Skidmore's Island, Skidmore's Island: The Eighth Age Of Ache
"I have a certain expertise in the architecture of falling over. You begin with a fond farewell to the perpendicular, the next and most graceful move is a panic stricken hover,'' writes Ian Skidmore.
For the general assemblage of letters no one approaches Shakespeare. He is the Tower of Babel with stained glass windows on every floor. But stand on me, the man is no mathematician. Seven Ages of Man? EIGHT, and still counting.
Forget mewling and puking, ignore playing hookey. Dismiss bearded like a pard, whatever that is. A sighing furnace I will give him. A world too wide for his shrunk shank? Oh, if only that were true. Twenty-one airborne stone give him the lie. Spectacles on nose, pouch at side, sans teeth, sans eyes, sans taste, sans everything. I have done all that.

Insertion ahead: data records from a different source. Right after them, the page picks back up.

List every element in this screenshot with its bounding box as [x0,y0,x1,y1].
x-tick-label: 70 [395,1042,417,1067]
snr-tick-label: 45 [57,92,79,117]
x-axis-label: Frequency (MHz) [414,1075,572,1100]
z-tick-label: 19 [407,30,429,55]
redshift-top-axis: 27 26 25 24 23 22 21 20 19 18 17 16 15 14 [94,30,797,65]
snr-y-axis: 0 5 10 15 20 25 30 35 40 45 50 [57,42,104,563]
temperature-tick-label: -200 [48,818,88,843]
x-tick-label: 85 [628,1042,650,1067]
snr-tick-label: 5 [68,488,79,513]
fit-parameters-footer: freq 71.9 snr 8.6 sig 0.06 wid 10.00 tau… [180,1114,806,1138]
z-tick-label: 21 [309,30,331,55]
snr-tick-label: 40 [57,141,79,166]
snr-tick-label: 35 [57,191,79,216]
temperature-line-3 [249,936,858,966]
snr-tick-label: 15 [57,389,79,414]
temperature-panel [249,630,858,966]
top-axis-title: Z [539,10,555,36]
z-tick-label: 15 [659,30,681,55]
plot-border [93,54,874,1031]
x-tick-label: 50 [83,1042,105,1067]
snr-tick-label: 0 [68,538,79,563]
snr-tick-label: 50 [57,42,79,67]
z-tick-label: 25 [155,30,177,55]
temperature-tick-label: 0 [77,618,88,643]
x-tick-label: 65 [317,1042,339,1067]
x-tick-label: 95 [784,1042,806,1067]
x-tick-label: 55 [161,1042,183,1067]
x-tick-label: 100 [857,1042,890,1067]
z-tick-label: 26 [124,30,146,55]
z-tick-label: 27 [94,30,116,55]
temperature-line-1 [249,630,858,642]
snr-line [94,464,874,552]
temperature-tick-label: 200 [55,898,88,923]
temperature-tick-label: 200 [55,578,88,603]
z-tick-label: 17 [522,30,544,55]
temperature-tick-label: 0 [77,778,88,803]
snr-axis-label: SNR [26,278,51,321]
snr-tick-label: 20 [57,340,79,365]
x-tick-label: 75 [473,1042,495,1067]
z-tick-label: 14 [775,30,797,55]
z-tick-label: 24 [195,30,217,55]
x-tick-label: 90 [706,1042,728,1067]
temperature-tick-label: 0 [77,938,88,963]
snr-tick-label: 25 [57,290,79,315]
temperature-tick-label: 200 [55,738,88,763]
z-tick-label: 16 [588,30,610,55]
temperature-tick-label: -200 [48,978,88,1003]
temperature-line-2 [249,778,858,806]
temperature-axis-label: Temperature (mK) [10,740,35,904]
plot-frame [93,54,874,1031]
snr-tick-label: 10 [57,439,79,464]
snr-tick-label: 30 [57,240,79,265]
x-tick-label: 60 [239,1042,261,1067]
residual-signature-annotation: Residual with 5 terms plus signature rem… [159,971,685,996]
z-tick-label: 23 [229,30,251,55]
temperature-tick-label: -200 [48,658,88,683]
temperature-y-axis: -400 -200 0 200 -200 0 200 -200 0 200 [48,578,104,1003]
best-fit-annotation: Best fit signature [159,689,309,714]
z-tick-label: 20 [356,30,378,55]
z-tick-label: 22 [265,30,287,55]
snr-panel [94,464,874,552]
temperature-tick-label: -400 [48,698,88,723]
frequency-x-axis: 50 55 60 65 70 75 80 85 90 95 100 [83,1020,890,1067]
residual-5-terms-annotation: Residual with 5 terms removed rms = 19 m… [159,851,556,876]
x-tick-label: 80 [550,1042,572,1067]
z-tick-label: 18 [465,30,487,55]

Not a word, you notice, about falling over. These days I do it all the time. Show me an escalator and I will show you a prone position. Wet grass and I am as Nureyev in modified leap.
In a city of dreaming spires I spiralled, ambushed by a kerb no bigger than an agate stone on the forefinger of an alderman. A crowd scattered before my stately edifice as I crumbled like a mill chimney, or, more accurately, a pot still.
I have a certain expertise in the architecture of falling over. You begin with a fond farewell to the perpendicular, the next and most graceful move is a panic stricken hover. Walking stick at the High Port, cap dislodged, spectacles awry, you plummet like a stout Stuka dive bomber, finally to sprawl like a homing pancake.
And that is when you discover how badly this country needs immigrants. In Peterborough two Indians, a Turk and assorted Poles combined to snatch me from the ravening jaws of an escalator. This week Poles were once again in the vanguard rushing to retrieve me from a recumbent posture. Thanks are also due to a brace of Pakistani ladies and a gentleman I took to be a forgiving Iraqi, which was pretty decent of him when you think what we have done to his country.
VIVE LA DIFFERENCE, say I. If it weren’t for immigrants, I could be lying there yet.